Inspired by the rocket ship that is Scuderia Ferrari’s 2022 F1 Car, the F1-75
And, to return to the racing roots of the F40, the artist himself was inspired by Ferrari’s motorsport activities when coming up with this creation, albeit with Scuderia Ferrari’s 2022 F1 success fueling the rocket—the name mentioned above was introduced because the team is celebrating its 75th anniversary this year.
“Ferrari has built a rocket ship this year! Really nice to see them back at the top and it inspired some f40 spaceship of my design,” Tessier explains on Instagram.
The enthusiast is referring to the Ferrari’s dominant position in the 2022 Formula One season: with 4 out of 22 rounds now completed, the Italians are leading both the drivers’ and the constructors’ standings.
In fact, Scuderia Ferrari has been so successful with the new 2022 F1 cars, which use E10 fuel (10% ethanol and 90% gas), that theories about its past sacrifices leading to these laurels have emerged.
You see, back in 2019, Ferrari’s Power Unit saw their F1 cars topping the engine power chart, as highlighted by their competitor-topping straight-line velocity numbers.
However, after being accused of cheating, the FIA and Ferrari reached an agreement whose complete terms haven’t been disclosed. And it seemed that the consequences of that took a toll on Ferrari’s output in 2020, with the team completing the season in the sixth position, its worst result in four decades.

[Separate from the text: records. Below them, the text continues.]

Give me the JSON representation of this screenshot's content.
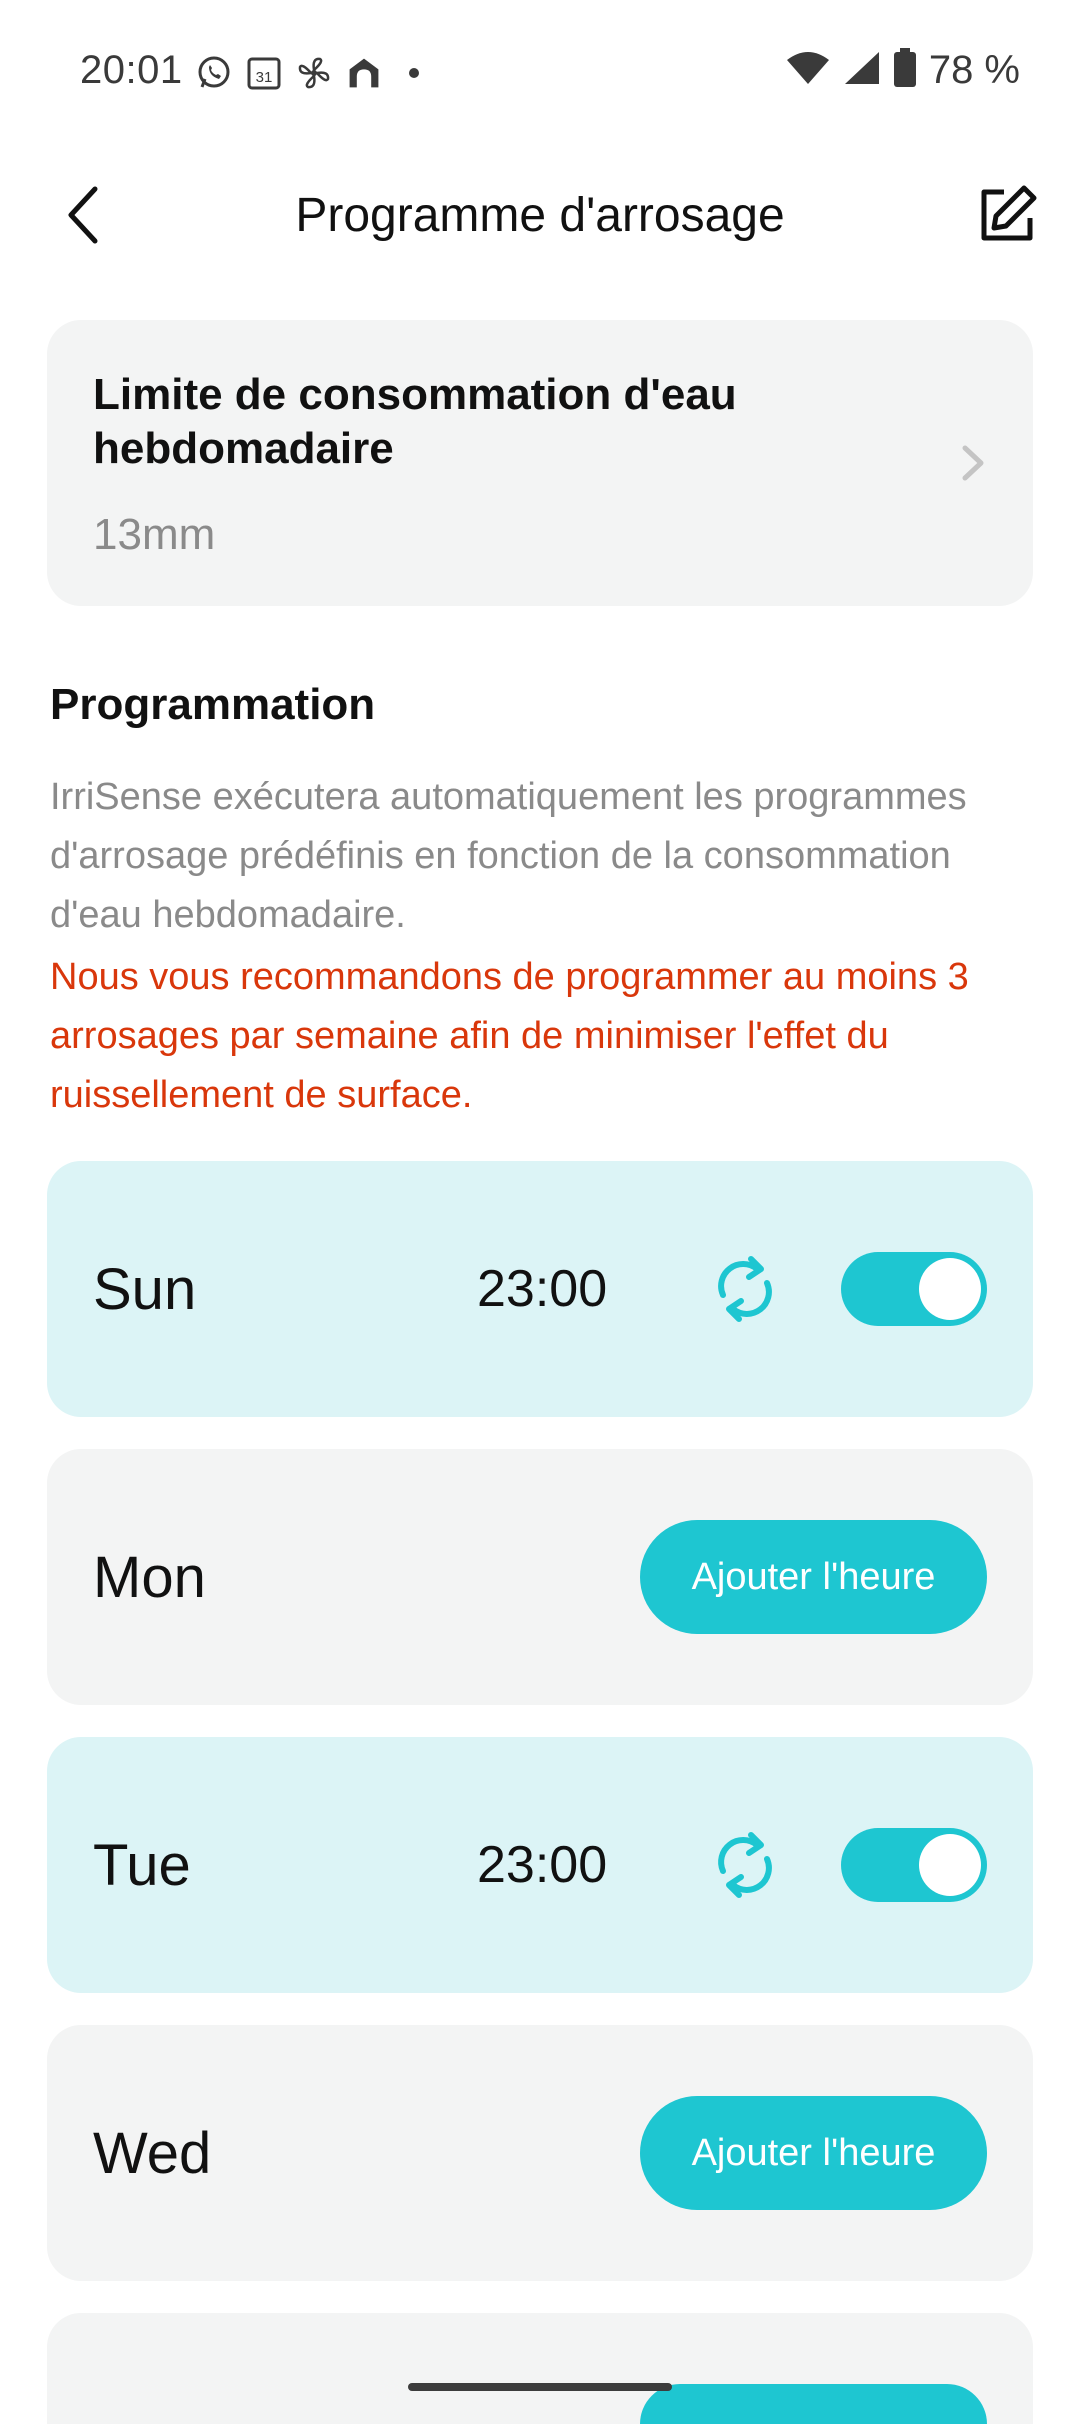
{
  "status_bar": {
    "time": "20:01",
    "battery": "78 %",
    "icons": [
      "whatsapp-icon",
      "calendar-icon",
      "fan-icon",
      "home-icon",
      "dot-icon",
      "wifi-icon",
      "signal-icon",
      "battery-icon"
    ],
    "calendar_day": "31"
  },
  "header": {
    "title": "Programme d'arrosage",
    "back_icon": "back-arrow-icon",
    "edit_icon": "edit-icon"
  },
  "limit_card": {
    "title": "Limite de consommation d'eau hebdomadaire",
    "value": "13mm"
  },
  "programmation": {
    "title": "Programmation",
    "description": "IrriSense exécutera automatiquement les programmes d'arrosage prédéfinis en fonction de la consommation d'eau hebdomadaire.",
    "warning": "Nous vous recommandons de programmer au moins 3 arrosages par semaine afin de minimiser l'effet du ruissellement de surface."
  },
  "days": [
    {
      "label": "Sun",
      "time": "23:00",
      "enabled": true
    },
    {
      "label": "Mon",
      "button": "Ajouter l'heure"
    },
    {
      "label": "Tue",
      "time": "23:00",
      "enabled": true
    },
    {
      "label": "Wed",
      "button": "Ajouter l'heure"
    }
  ],
  "colors": {
    "accent": "#1ec6d1",
    "active_card": "#dcf4f6",
    "card": "#f3f4f4",
    "warning": "#d9370b",
    "muted_text": "#8a8a8a"
  }
}
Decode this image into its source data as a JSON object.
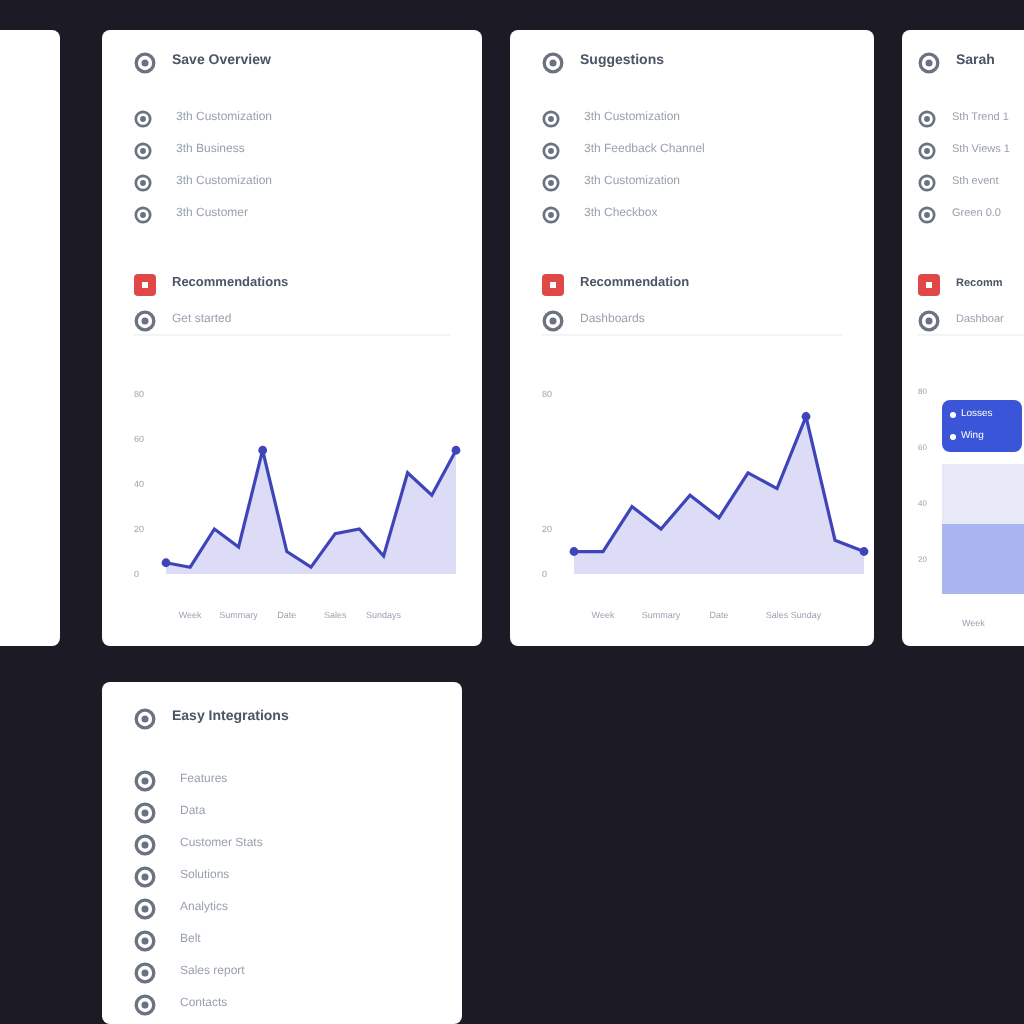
{
  "cards": [
    {
      "title": "Save Overview",
      "items": [
        "3th Customization",
        "3th Business",
        "3th Customization",
        "3th Customer"
      ],
      "section": "Recommendations",
      "action": "Get started",
      "chart": {
        "kind": "line",
        "chart_data": {
          "type": "area",
          "categories": [
            null,
            "Week",
            null,
            "Summary",
            null,
            "Date",
            null,
            "Sales",
            null,
            "Sundays",
            null,
            null,
            null
          ],
          "ylim": [
            0,
            80
          ],
          "yticks": [
            {
              "value": 0,
              "label": "0"
            },
            {
              "value": 20,
              "label": "20"
            },
            {
              "value": 40,
              "label": "40"
            },
            {
              "value": 60,
              "label": "60"
            },
            {
              "value": 80,
              "label": "80"
            }
          ],
          "values": [
            5,
            3,
            20,
            12,
            55,
            10,
            3,
            18,
            20,
            8,
            45,
            35,
            55
          ]
        }
      }
    },
    {
      "title": "Suggestions",
      "items": [
        "3th Customization",
        "3th Feedback Channel",
        "3th Customization",
        "3th Checkbox"
      ],
      "section": "Recommendation",
      "action": "Dashboards",
      "chart": {
        "kind": "line",
        "chart_data": {
          "type": "area",
          "categories": [
            null,
            "Week",
            null,
            "Summary",
            null,
            "Date",
            null,
            "Sales",
            "Sunday",
            null,
            null
          ],
          "ylim": [
            0,
            80
          ],
          "yticks": [
            {
              "value": 0,
              "label": "0"
            },
            {
              "value": 20,
              "label": "20"
            },
            {
              "value": 80,
              "label": "80"
            }
          ],
          "values": [
            10,
            10,
            30,
            20,
            35,
            25,
            45,
            38,
            70,
            15,
            10
          ]
        }
      }
    },
    {
      "title": "Sarah",
      "items": [
        "Sth Trend 1",
        "Sth Views 1",
        "Sth event",
        "Green 0.0"
      ],
      "section": "Recomm",
      "action": "Dashboar",
      "chart": {
        "kind": "bars",
        "yticks": [
          "80",
          "60",
          "40",
          "20"
        ],
        "xlabels": [
          "Week"
        ],
        "tooltip": [
          "Losses",
          "Wing"
        ]
      }
    }
  ],
  "bottom_card": {
    "title": "Easy Integrations",
    "items": [
      "Features",
      "Data",
      "Customer Stats",
      "Solutions",
      "Analytics",
      "Belt",
      "Sales report",
      "Contacts"
    ]
  }
}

It appears that the agreement involved Ferrari working closely with the FIA to determine the impact of using E10 fuel ahead of the 2022 season when this became mandatory. And there are voices in F1 who believe that the Italians’ early involvement with the fuel has yielded the current spectacular results.
And with so many races to go, there’s plenty of time to see if Red Bull and Mercedes can bring back their A-game and give us the multi-brand show we’re seeking when watching these races.